Des sociétés, se faisant passer pour des organismes officiels, démarchent les professionnels recevant du public pour les inciter à réaliser un diagnostic ou un pré-diagnostic accessibilité, en ligne, par courrier ou par téléphone.

 


Depuis le début de l’année 2017, plusieurs commerces, petites entreprises, professions libérales implantés en Région Auvergne - Rhône-Alpes ont été victimes de cette escroquerie à grande échelle, puisque les auteurs sévissent depuis au moins un an dans d’autres régions.
 
La loi du 11 février 2005 a prévu la mise en accessibilité de tous les établissements et installations recevant du public (ERP) pour le 1er janvier 2015. Les établissements qui ne se sont pas mis en conformité avec la loi sont tenus de déposer en mairie ou en préfecture un dossier d’agenda d’accessibilité programmée (Ad’AP), qui permet d’engager les travaux nécessaires dans un délai limité.

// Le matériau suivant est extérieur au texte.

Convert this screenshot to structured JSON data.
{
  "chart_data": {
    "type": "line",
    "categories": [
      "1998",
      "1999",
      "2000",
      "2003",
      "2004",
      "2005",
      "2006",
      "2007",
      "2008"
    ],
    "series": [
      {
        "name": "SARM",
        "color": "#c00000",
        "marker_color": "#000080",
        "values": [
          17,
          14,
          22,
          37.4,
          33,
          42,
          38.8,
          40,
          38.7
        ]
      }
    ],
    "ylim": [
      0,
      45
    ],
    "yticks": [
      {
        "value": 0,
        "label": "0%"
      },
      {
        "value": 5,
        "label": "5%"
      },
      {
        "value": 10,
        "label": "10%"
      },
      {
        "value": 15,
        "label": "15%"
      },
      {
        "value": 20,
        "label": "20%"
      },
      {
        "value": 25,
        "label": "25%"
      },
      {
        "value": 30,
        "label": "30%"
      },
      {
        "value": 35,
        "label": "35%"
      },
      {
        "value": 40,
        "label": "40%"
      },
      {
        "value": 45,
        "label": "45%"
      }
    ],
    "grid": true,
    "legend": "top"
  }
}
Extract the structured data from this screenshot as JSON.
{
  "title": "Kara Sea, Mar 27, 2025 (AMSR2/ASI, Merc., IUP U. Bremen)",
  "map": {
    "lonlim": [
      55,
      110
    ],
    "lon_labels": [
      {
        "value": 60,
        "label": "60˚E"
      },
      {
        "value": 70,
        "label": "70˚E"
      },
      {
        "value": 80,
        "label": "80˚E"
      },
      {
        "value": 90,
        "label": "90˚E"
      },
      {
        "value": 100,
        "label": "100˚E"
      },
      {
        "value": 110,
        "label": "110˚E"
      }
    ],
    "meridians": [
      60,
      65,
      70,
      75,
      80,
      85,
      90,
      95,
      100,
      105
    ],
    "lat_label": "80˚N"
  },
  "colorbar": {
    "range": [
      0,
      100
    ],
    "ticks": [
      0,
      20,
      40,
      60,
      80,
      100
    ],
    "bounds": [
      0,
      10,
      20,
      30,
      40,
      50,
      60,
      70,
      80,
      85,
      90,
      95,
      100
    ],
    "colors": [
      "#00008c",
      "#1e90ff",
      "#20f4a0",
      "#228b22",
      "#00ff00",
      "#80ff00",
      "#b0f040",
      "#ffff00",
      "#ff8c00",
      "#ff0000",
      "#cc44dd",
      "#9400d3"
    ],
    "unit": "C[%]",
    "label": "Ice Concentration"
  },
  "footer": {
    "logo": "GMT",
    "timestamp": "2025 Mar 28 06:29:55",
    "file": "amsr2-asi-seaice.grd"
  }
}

Dans le cadre d’un démarchage commercial réalisé par courrier, par courriel ou par téléphone, des entreprises usurpant la qualité de l’Ad-Ap, un organisme public chargé de l’accessibilité des personnes handicapées, proposent à des professionnels (commerçants, professions libérales, indépendants) la réalisation de diagnostic d’accessibilité de leurs locaux, après les avoir informés des sanctions encourues en cas de non-respect de la réglementation.

Ces sollicitations laissent à penser que le recours à ce service est obligatoire et qu’il est proposé par un organisme officiel ou agréé. Les professionnels sont incités à remplir un formulaire en ligne et à fournir leurs coordonnées bancaires puis sont prélevés de sommes plus élevées que celles initialement énoncées lors du démarchage.
Au téléphone, l’interlocuteur indique que ce diagnostic vaut entre 588 et 1 097€ alors qu’en réalité cette démarche est gratuite.

Les professionnels ne bénéficient pas du délai de rétractation de 14 jours prévu par le Code de la consommation dans le cadre d’une vente à distance, ce délai étant spécifiquement réservé aux consommateurs.
Les dirigeants qui seraient rendus destinataires de ce type de sollicitation sont invités à ne pas y donner suite et à en informer dans les plus brefs délais la gendarmerie ou la police.